Skater gibt es in verschiedenen Varianten. Auf der einen Seite ist es ein Sport, wenn man auf einem Skatebord oder auch Rollschuhen oder Inlinern fährt und auf der anderen Seite ist ein Skater inzwischen auch eine Modeerscheinung. Von Skaterhosen über Sneaker bis hin zu Sportsocken. Man muss aber dazu betonen, dass nicht jede Person, welche Skaterkleidung trägt, auch einen Fetisch für Sneaker und Stinksocken (z.B. der Marke Sk8erboy®) und den damit ggf. verbundenen sexuellen Handlungen hat. Aber auch Skaterhelme und Protektoren finden immer häufiger Einzug ins Schlafzimmer oder den Fetischverein. Vielleicht sollte ich aus dem Keller auch mal wieder meine Inliner holen und eine Runde damit fahren. Wäre es dann ein Fetisch oder Sport? Vielleicht beides…

Beim Wintersport sind wir auf die Witterung angewiesen. Ohne Schnee meist auch kein Wintersport. Da ich im südlichen Bayern wohne, liegt es nahe, dass sehr viele Personen hier im Winter in Richtung Berge reisen. Skifahren und Snowboarden ist sehr beliebt. Auch hier tragen immer mehr Personen einen Helm, auch wenn laut unserer Recherche (Stand Anfang 2026) noch keine allgemeine Helmpflicht beim Skirfahren gilt. Dennoch wird es dringend empfohlen und in manchen Ländern gibt es zum Beispiel eine Helmpflicht für Kinder und Jugendliche und teilweise machen private Liftbetreiber hier nochmal Sonderregeln. Skistiefel sind hier besonders im Fokus von manchen Fetischfreunden, da die Füße darin (fast) bis zur Unbeweglichkeit fixiert werden. Ein Gefühl, welches für viele BDSM-Liebhaber erregend sein kann. Dagegen sind „Softboots“, wie man sie teilweise beim Snowboarden trägt, im Vergleich zu klassischen Skistiefeln fast so bequem wie Hausschuhe. Aber manchmal dürfen Hausschuhe auch etwas unbequemer sein.
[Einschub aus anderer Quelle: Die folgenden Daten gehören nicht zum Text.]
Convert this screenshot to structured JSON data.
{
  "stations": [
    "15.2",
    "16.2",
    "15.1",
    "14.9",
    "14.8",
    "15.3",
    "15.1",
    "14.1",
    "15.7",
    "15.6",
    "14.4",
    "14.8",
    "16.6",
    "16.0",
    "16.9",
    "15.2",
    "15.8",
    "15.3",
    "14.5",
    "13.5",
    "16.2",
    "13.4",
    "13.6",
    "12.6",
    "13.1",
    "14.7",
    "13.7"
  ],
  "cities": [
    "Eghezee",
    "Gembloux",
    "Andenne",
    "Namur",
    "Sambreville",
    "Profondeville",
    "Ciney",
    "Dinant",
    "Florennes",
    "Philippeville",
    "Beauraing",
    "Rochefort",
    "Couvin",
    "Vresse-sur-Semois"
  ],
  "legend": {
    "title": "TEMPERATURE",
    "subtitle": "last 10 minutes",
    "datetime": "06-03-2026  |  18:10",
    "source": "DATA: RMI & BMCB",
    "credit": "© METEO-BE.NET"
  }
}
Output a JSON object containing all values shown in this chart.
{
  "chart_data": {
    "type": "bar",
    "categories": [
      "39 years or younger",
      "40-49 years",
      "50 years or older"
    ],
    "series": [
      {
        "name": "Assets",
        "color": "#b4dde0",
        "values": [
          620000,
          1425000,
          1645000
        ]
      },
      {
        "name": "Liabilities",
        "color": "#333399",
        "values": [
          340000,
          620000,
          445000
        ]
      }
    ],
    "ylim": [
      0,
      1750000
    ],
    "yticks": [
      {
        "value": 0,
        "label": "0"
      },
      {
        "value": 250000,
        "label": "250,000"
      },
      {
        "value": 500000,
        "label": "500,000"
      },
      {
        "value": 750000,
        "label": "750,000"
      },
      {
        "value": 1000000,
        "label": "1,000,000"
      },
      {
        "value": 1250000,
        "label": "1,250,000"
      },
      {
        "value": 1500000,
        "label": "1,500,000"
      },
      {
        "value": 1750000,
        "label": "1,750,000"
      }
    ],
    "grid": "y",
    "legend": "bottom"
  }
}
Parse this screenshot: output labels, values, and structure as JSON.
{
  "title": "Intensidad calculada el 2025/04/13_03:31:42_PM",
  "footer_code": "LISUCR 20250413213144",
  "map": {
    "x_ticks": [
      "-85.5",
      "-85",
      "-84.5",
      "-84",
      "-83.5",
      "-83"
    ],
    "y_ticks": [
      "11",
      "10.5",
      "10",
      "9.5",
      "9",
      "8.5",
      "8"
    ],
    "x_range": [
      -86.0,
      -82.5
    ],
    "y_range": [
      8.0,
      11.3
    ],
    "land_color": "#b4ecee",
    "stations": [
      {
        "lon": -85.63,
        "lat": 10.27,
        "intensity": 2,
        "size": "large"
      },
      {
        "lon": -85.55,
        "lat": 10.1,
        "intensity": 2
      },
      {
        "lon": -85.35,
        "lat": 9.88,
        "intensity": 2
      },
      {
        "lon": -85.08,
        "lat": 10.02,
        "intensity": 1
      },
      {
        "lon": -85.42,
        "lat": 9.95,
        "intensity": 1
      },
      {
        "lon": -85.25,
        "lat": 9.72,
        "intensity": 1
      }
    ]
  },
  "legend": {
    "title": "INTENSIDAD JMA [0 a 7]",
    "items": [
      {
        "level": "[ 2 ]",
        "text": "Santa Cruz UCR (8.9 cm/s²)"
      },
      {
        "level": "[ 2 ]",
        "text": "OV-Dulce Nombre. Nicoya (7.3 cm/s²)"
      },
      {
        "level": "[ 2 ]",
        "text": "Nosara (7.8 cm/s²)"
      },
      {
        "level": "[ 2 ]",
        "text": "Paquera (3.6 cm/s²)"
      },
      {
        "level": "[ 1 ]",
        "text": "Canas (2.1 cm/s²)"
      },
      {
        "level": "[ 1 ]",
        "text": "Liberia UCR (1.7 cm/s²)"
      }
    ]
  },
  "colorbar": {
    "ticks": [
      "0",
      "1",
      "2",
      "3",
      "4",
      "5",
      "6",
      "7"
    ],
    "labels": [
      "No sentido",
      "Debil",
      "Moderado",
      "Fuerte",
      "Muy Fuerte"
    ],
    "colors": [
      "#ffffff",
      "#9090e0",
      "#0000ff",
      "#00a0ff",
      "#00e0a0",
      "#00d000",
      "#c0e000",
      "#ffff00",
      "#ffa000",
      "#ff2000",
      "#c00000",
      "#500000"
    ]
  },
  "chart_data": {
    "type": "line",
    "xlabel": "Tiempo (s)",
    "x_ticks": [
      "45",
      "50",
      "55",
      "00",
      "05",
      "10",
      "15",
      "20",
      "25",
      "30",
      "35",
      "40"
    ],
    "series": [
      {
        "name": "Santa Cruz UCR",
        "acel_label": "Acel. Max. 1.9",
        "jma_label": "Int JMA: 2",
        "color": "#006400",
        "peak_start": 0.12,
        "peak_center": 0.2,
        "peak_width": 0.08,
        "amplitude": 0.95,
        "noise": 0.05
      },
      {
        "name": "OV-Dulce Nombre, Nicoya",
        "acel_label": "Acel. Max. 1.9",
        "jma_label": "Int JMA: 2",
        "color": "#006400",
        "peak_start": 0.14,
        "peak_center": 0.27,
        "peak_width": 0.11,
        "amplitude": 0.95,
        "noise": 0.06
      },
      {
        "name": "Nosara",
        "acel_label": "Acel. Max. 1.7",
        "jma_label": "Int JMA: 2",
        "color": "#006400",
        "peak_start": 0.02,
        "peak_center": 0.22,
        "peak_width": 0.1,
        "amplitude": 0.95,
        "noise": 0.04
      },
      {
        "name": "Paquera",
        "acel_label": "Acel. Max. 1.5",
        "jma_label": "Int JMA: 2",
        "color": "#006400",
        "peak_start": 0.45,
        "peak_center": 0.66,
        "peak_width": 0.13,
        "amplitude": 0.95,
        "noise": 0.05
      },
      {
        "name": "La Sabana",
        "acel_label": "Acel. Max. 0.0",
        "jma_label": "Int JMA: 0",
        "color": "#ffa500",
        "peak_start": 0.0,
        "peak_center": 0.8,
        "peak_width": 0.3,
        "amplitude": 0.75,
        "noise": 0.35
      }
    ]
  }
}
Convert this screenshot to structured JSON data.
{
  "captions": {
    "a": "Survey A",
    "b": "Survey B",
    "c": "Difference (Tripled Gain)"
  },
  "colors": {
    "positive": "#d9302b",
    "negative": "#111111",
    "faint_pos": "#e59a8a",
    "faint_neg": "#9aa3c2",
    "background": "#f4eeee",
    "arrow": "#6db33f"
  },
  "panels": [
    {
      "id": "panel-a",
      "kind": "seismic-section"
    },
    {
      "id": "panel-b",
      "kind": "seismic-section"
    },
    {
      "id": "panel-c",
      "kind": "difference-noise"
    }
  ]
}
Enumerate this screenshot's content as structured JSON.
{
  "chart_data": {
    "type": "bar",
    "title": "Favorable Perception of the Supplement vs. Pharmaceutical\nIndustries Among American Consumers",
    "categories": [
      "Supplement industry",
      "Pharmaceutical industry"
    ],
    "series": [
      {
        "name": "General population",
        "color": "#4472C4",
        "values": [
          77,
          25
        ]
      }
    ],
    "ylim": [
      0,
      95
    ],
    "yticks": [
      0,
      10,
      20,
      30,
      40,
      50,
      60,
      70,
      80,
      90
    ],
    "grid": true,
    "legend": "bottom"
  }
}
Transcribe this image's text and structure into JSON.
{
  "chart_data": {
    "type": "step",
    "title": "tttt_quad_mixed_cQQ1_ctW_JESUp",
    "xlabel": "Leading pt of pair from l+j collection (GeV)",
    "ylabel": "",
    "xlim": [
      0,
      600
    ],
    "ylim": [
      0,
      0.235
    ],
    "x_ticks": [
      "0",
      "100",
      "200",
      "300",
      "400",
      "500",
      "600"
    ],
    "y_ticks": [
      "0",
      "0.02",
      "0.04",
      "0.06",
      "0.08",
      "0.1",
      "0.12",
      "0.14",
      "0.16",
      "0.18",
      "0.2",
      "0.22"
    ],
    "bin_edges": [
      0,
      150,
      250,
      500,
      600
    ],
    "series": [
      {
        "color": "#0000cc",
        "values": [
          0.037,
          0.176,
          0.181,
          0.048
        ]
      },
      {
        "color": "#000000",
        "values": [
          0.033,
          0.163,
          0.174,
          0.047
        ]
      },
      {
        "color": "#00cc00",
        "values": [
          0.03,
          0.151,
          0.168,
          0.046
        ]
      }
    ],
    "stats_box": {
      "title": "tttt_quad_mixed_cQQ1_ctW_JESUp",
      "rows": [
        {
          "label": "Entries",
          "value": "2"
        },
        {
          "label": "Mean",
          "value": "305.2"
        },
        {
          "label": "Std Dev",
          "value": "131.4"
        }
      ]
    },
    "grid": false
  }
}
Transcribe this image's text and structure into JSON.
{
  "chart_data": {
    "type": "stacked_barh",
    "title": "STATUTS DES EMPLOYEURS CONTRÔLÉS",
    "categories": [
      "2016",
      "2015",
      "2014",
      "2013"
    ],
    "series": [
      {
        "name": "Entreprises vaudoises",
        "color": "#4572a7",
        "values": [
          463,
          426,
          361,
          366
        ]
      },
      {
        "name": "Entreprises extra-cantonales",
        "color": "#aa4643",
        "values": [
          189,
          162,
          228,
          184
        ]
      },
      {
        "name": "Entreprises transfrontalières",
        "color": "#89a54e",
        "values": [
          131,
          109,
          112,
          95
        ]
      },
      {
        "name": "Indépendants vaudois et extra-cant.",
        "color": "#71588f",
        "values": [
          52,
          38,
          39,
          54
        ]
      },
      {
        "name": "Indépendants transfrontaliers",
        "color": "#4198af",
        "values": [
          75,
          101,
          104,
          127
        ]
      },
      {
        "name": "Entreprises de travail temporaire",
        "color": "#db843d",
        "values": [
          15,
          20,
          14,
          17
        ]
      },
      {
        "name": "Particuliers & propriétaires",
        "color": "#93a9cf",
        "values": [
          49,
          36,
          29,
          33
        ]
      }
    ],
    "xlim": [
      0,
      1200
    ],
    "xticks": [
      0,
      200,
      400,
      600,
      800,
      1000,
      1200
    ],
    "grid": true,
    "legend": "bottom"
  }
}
Kommen wir vom Winter mehr in Richtung Sommer. Surfen kann man nicht nur im Internet, sondern auch auf dem Wasser. Egal ob klassiches Wellenreiten oder Windsurfen, die richtige Ausrüstung gehört auch hier dazu. Ein Surfanzug aus Neopren ist hier für die meisten Surfer das zentrale Kleidungsstück. Auch Fetischisten finden immer mehr Gefallen an Neopren. Surfanzüge sind meist ein wenig dünner als klassische Tauchanzüge und die Bewegungsfreiheit ist dabei etwas größer. Passend also auch für ein Abenteuer im Fetischbereich.

Helmtaucher - Copyright 2026, pxhere.com
Helmtaucher – Copyright 2026, pxhere.com

Bleiben wir beim Wassersport und gehen nun unter Wasser. Beim Tauchen muss man andere Dinge beachten als beim Surfen. Es stellt sich natürlich auch die Frage, ob man im Süden im Sommerurlaub im warmen Meer tauchen geht oder ob man in der kalten deutschen See im Frühjahr oder Herbst eine Runde untertaucht. Ich muss gestehen, dass ich selbst keinen Tauchschein habe. Aber ich war schon Probetauchen mit einer Tauchschule und ein erfahrener Tauchlehrer hat mich mal auf ein privates Tauchabenteuer in seichtem Gewässer mitgenommen. Ein wirklich faszinierender Sport und unter Wasser ist es eine Welt für sich. Ein dicker Neoprenanzug durfte hier natürlich nicht fehlen. Es gibt auch sogenannte Trockentauchanzüge, bei denen man vollständig vom Wasser geschützt ist. Zudem gibt es neben klassischen Tauchmasken auch Helme, mit denen man tauchen kann. Trockentauchanzüge in Kombination mit (extrem schweren) Tauchhelmen sind der feuchte Traum von so manchem BDSM-Liebhaber. Wir haben mit mehreren Tauchern gesprochen, welche schon einen Helmtauchgang erleben durften. Sie meinten alle, dass das Gewicht unter Wasser gar nicht so schlimm sein. Erst an Land merkt man so richtig, wie schwer die komplette Ausrüstung ist. Wie wäre es darin fixiert dazuliegen?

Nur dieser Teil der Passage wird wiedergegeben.